Some good books include William Gaddis' "The Recognitions," Virginia Woolf's "Mrs. Dalloway," "Ralph Ellison's "Invisible Man" and David Foster Wallace's "Infinite Jest." All four books rank highly on Time magazine's list of the 100 greatest English-language novels published since 1923.
Initially dismissed by critics when it was first published in the 1950s, William Gaddis' monolithic novel "The Recognitions" has since become recognized as one of the most influential works of the 20th century. The story of an art forger striving to live a more authentic life, Gaddis' dense, philosophical novel is also marked by its black humor and satirical bent.
Virginia Woolf's "Mrs. Dalloway" takes place in a single day, but the novel examines the entire life of its eponymous protagonist. Woolf's stream-of-consciousness narration mimics the complex flow of human thought, tracing Clarissa Dalloway's reflections on lost love, childhood longing and her ultimate struggle for meaning in an uncertain world.

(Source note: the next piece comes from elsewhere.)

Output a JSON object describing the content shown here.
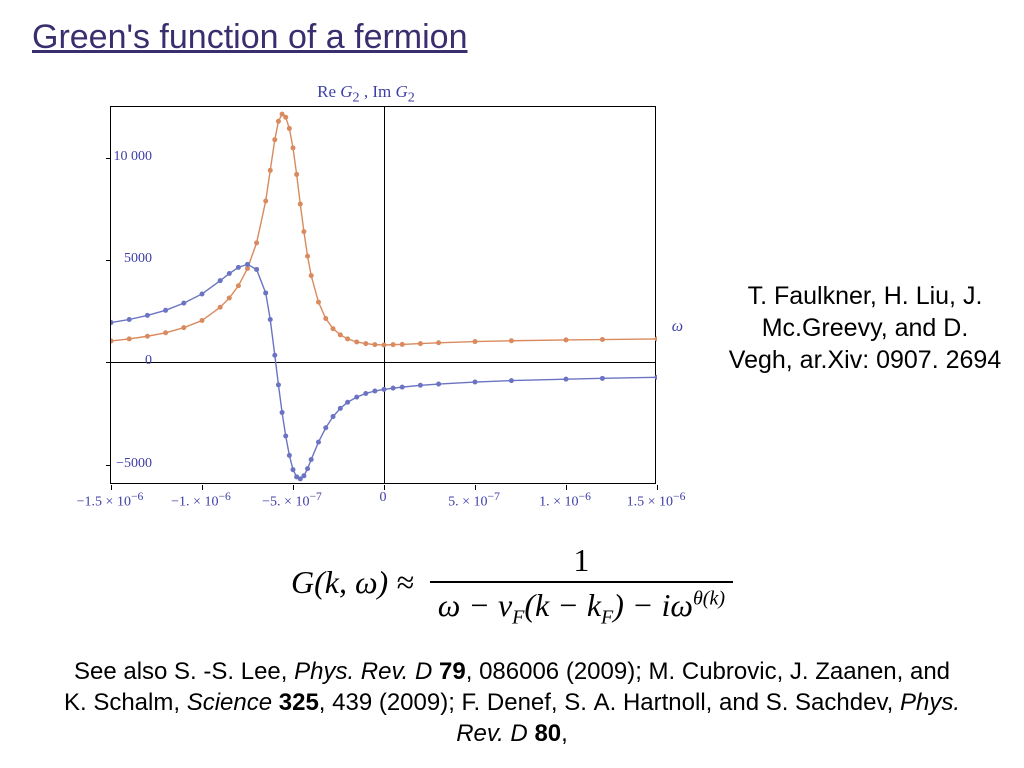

"Invisible Man" is Ralph Ellison's picaresque journey through race relations in America. The novel's nameless protagonist journeys from the agrarian South to New York City, where he encounters a host of characters with their own conflicting agendas. Ellison's incisive novel explores hypocrisy on both sides of the racial divide.
In "Infinite Jest" David Foster Wallace offers his deeply funny and often deeply moving take on entertainment and addiction in America. Set in both a tennis academy and an addict's halfway house, this lengthy novel distinguishes Wallace as the most ambitious novelist of his generation.